Les victimes d'Earl Jones auraient bien aimé voir la juge Hélène Morin imposer la sentence maximale de 14 ans de prison à celui qui les a bernés. Mais les spécialistes joints par La Presse Affaires jugent raisonnable, voire sévère, la peine de 11 ans d'emprisonnement retenue par la juge.

Selon Anne-Marie Boisvert, professeur de droit criminel à l'Université de Montréal, cette sentence est sévère dans l'état actuel de la jurisprudence. «C'est un message clair, une peine importante. Les victimes vont trouver que ce n'est pas beaucoup, mais la peine ne répare rien», rappelle-t-elle.

Bernard Grenier, juge à la retraite et avocat-conseil chez Schurman Longo Grenier, estime que la sentence est dans les normes. «Ce n'est pas une sentence bonbon, ni le maximum. C'est une sentence qui se défend bien.»

La Couronne et la défense avaient d'ailleurs fait une recommandation commune à la juge Morin. Les victimes espéraient que la juge aille au-delà de cette recommandation. Mais il est plutôt rare que cela se produise.

«Plus souvent qu'autrement, ces recommandations conjointes ont du sens et les juges vont souvent s'y rallier, explique Bernard Grenier. Le juge est toujours libre, mais les tribunaux d'appel ont rappelé aux juges de première instance qu'ils devaient avoir une certaine déférence envers la recommandation, sauf s'ils estimaient que la peine proposée n'avait pas de bon sens.»

La juge Morin a effectivement trouvé que la proposition était «raisonnable».
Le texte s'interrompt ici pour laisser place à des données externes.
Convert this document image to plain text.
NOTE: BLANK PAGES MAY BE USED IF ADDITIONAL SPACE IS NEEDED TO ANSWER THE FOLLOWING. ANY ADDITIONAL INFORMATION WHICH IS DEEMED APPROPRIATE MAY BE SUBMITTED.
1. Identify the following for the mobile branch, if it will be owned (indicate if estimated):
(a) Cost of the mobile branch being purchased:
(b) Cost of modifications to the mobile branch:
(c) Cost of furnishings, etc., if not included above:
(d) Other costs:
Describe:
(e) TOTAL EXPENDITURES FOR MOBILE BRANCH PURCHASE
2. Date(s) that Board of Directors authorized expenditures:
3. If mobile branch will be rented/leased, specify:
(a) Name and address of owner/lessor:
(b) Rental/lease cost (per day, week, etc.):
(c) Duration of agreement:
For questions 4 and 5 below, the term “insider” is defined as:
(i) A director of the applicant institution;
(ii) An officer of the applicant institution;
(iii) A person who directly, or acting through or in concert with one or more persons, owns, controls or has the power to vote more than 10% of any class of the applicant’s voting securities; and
La peine maximale n'est imposée que très rarement. Il faut qu'il y ait tous les facteurs aggravants, et aucun facteur atténuant, rappelle aussi Anne-Marie Boisvert. Dans le cas Earl Jones, un facteur atténuant évident est le fait que l'accusé a plaidé coupable.

22 mois de prison?

La possibilité qu'Earl Jones profite d'une libération conditionnelle au sixième de sa peine (22 mois) irrite aussi les victimes.

«Il y a de fortes chances que M. Jones obtienne cette libération, dit l'avocat criminaliste Jean-Claude Hébert. Pour une première condamnation pour un crime de non-violence physique, c'est quasiment automatique.»

«D'ici là, les lois ont le temps de changer», disait hier Denise Octeau-Tescher, une victime présente au prononcé de la sentence et qui portait pour l'occasion une casquette aux motifs de barreaux de prison.

L'automne dernier, le Bloc québécois a fait pression sur le gouvernement conservateur pour revoir ces possibilités de libération au sixième de la peine. La question n'était pas réglée au moment de la prorogation du Parlement.

Si une modification était apportée à la Loi avant les 22 premiers mois de prison d'Earl Jones, il n'est pas clair si elle pourrait s'appliquer à son cas. «Traditionnellement, les élus du peuple ne votent pas de lois rétroactives, dit Jean-Claude Hébert. Mais le Parlement est souverain et peut prévoir une date précise d'application, même rétroactive.»

Anne-Marie Boisvert est plus affirmative. «La libération conditionnelle est une modalité d'application de la peine. Ce peut être modifié en cours de route.»